Discovering Your Child's "Mojo"

Those things that make one happy, activities that make one feel fulfilled and special- whatever brings light to one’s eyes- can be called a person’s “mojo”. The urban dictionary defines this new-fangled term as a person’s charm, talent and belief in oneself or that which sets someone apart from the rest. An integral aspect of parenting is finding and nurturing your child’s “spark”. What are the things that interest or intrigue him or her? What do you see as his/her talents, abilities or gifts? Identifying these personal strengths and encouraging their development helps to form a solid foundation for healthy a self-image. The earlier these are identified in a child, the sooner they can be nurtured. But how does a parent do this?

1. Name it. Observe your child. Notice how he interacts with others. Take note of what she is drawn toward. Listen to what your child says. See how he responds to the world around him. Then, say what you see. For example, a parent saw her son reach out to help a teammate who had fallen when trying to catch a ball. She took note of this and later said to him, “I saw how you helped Sam get up when he fell.” Another parent was aware that her son loved race cars. She used race cars to help him learn many skills he would need for school such as counting, sorting, color recognition and sequencing.

2. Claim It. Help your child to “own” the skill, interest or attribute. The first parent could say something like, “You are very caring and compassionate.” The second mother might say, “You really enjoy race cars. They are your favorite toys.” This reflection of the observed behavior helps the child to see him or herself in a positive, strength-based light.

3. Sustain It. Nurture or foster that strength by reinforcing it whenever you see it in action. If a child is recognized frequently for helping others or showing concern they will see themselves as compassionate. Providing opportunities for interests to develop helps the child to improve his or her skills and become stronger whether that is in sports, the arts or academics. Acknowledge children for their efforts, the process rather than the product. Accept that some areas of apparent strength will develop into bigger accomplishments while others will remain hobbies or interests.

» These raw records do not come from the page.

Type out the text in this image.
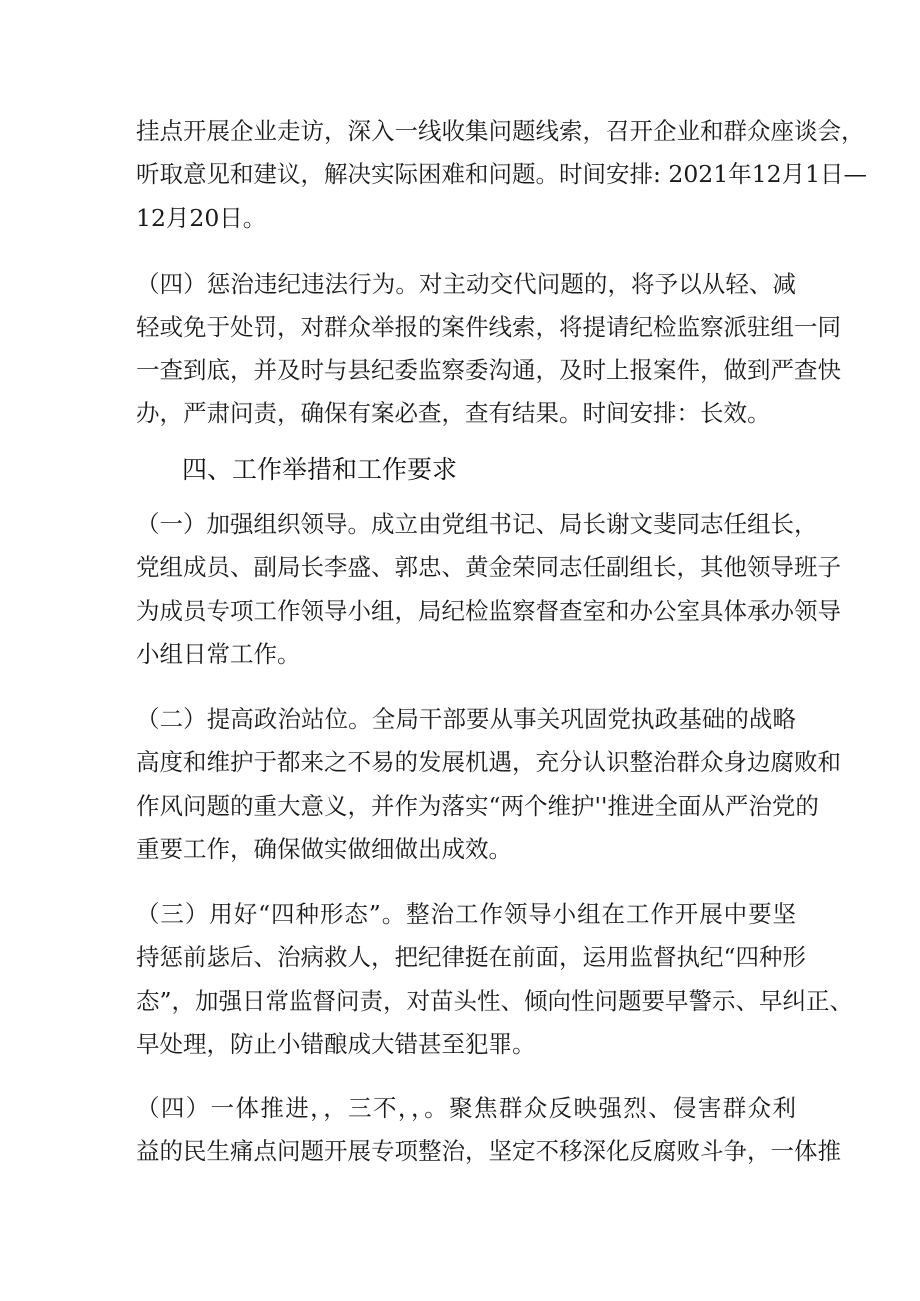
挂点开展企业走访，深入一线收集问题线索，召开企业和群众座谈会，
听取意见和建议，解决实际困难和问题。时间安排: 2021年12月1日—
12月20日。
（四）惩治违纪违法行为。对主动交代问题的，将予以从轻、减
轻或免于处罚，对群众举报的案件线索，将提请纪检监察派驻组一同
一查到底，并及时与县纪委监察委沟通，及时上报案件，做到严查快
办，严肃问责，确保有案必查，查有结果。时间安排：长效。
四、工作举措和工作要求
（一）加强组织领导。成立由党组书记、局长谢文斐同志任组长，
党组成员、副局长李盛、郭忠、黄金荣同志任副组长，其他领导班子
为成员专项工作领导小组，局纪检监察督查室和办公室具体承办领导
小组日常工作。
（二）提高政治站位。全局干部要从事关巩固党执政基础的战略
高度和维护于都来之不易的发展机遇，充分认识整治群众身边腐败和
作风问题的重大意义，并作为落实“两个维护''推进全面从严治党的
重要工作，确保做实做细做出成效。
（三）用好“四种形态”。整治工作领导小组在工作开展中要坚
持惩前毖后、治病救人，把纪律挺在前面，运用监督执纪“四种形
态”，加强日常监督问责，对苗头性、倾向性问题要早警示、早纠正、
早处理，防止小错酿成大错甚至犯罪。
（四）一体推进，，三不，，。聚焦群众反映强烈、侵害群众利
益的民生痛点问题开展专项整治，坚定不移深化反腐败斗争，一体推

It is also important to be aware that interests can die out and new ones take over during childhood. That is normal as the job of childhood is to explore. Talk with children about their pursuits and how you can help foster them. There is a huge pay-off to staying in tune with your child’s “mojo”: Research has found that children are more likely to do better in school and stay out of trouble during the teen years when they have a passion for something that “sparks” them.